Grant: For comparison, think of any other, non-quantum questions you might ask.
Like, take a hundred people, and ask them if they like minutephysics, if they have a
beard, and if they wear glasses.
Well, obviously everyone likes minutephysics.
Then among those, take the number that don’t have beards, plus the number who do have a
beard but not glasses.
That should greater than or equal to the number who don’t have glasses.
I mean, one is a superset of the other.
But as absurdly reasonable as that is, some questions about quantum states seem to violate
this inequality, which contradicts the premise that these questions could have definite answers,
right?
Henry: \hWell...Unfortunately, there’s a hole in that argument.
Drawing those Venn diagrams assumes that the answer to each question is static and
unchanging.
But what if the act of passing through one filter changes how the photon will later interact
with other filters?
Then you could easily explain the results of the experiment, so we haven’t proved
hidden variable theories are impossible; just that any hidden variable theory would have
to have the interaction of the particle with one filter affect the interaction of the particle
with other filters.
Henry: \hWe can, however, rig up an experiment where the interactions cannot affect each
other without faster than light communication, but where the same impossible numerical weirdness
persists.
The key is to make photons pass not through filters at different points in time, but at
different points in space at the same time.
And for this, you need entanglement.
Henry: For this video, what we'll mean when we say two photons are "entangled" is that
if you were to pass each one of them through filters oriented the same way, either both
pass through, or both get blocked.
That is, they behave the same way when measured along the same axis.

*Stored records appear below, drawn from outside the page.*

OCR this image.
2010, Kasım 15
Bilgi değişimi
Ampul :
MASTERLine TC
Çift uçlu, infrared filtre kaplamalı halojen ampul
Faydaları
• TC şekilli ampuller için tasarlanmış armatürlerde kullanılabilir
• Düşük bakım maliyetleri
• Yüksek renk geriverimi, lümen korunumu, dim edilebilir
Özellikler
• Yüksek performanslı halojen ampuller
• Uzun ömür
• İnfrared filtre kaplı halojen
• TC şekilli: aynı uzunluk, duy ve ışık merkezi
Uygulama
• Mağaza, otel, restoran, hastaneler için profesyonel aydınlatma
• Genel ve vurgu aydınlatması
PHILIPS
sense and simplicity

And this correlated behavior persists no matter how far away the photons and filters are from
each other, even if there's no way for one photon to influence the other.
Unless, somehow, it did so faster than the speed of light.
But that would be crazy.
Grant: \hSo now here’s what you do for the entangled version of our photon-filter experiment.
Instead of sending one photon through multiple polarizing filters, you’ll send entangled
pairs of photons to two far away locations, and simultaneously at each location, randomly
choose one filter to put in the path of that photon.
Doing this many times, you’ll collect a lot of data about how often both photons in
an entangled pair pass through the different combinations of filters.
Henry: \hBut the thing is, you still see all the same numbers as before.
When you use filter A at one site and filter B at the other, among all those that pass
through filter A, about 15% have an entangled partner that gets blocked at B. \hLikewise,
if they’re set to B and C, about 15% of those that do pass through B have an entangled
partner that gets blocked by C. \hAnd with settings A and C, half of those that through
A get blocked at C.
Grant: Again, if you think carefully about these numbers, they seem to contradict the
idea that there can be some hidden variable determining the photon’s states.
Here, draw the same Venn Diagram as before, which assumes that each photon actually does
have some definite answers to the questions “Would it pass through A”, “Would it
pass through B” and “Would it pass through C”.
Grant: If, as Henry said, 15% of those that pass through A get blocked at B, we should
nudge these circles a bit so that only 15% of the area of circle A is outside circle
B. \hLikewise, based on the data from entangled pairs measured at B and C, only 15% of the
photons which pass through B would get blocked at C, so this region here inside B and outside
C needs to be sufficiently small.
Grant: But that really limits the number of photons that would pass through A and get
blocked by C. \hWhy?
Well the region representing photons passing A and blocked at C is entirely contained inside
the previous two.
And yet, what quantum mechanics predicts, and what these entanglement experiments verify,
is that a full 50% of those measured to pass through A should have an entangled partner
getting blocked at C.
Grant: If you assume that all these circles have the same size, which means any previously
unmeasured photon has no preference for one of these filters over the others, there is
literally no way to accurately represent all three of these proportions in a diagram like
this, so it’s not looking good for hidden variable theories.
Henry: \hAgain, for a hidden variable theory to survive, this can only be explained if
the photons are able to influence each other based on which filters they passed through.
But now we have a much stronger result, because in the case of entangled photons,
this influence would have to be faster than light.
Henry: The assumption that there is some deeper underlying state to a particle even if it’s
not being probed is called “realism”.
And the assumption that faster than light influence is not possible is called “locality”.
What this experiment shows is that either realism is not how the universe works, or
locality is not how the universe works, or some combination (whatever that means).
Henry: Specifically, it’s not that quantum entanglement appears to violate realism or
the speed of light while actually being locally real at some underlying level - it the contradictions
in this experiment show it CANNOT be locally real, period.
Grant: What we’ve described here is one example of what's called a Bell inequality.
It's a simple counting relationship that must be obeyed by a set of questions with
definite answers, but which quantum states seem to disobey.
Grant: In fact, the mathematics of quantum theory predicts that entangled quantum states
should violate Bell inequalities in exactly this way.
John Bell originally put out the inequalities and the observation that quantum mechanics
would violate them in 1964.
Henry: Since then, numerous experiments have put it into practice, but it turns out it’s
quite difficult to get all your entangled particles and detectors to behave just right,
which can mean observed violations of this inequality might end with certain “loopholes”
that might leave room for locality and realism to both be true.
The first loophole-free test happened only in 2015.
Grant: There have also been numerous theoretical developments in the intervening years, strengthening
Bell’s and other similar results (that is, strengthening the case against local realism).
Henry: In the end, here’s what I find crazy: Bell’s Theorem is an incredibly deep result
upending what we know about how our universe works that humanity has only just recently
come to know, and yet the math at its heart is a simple counting argument, and the underlying
physical principles can be seen in action with a cheap home demo!
It’s frankly surprising more people don’t know about it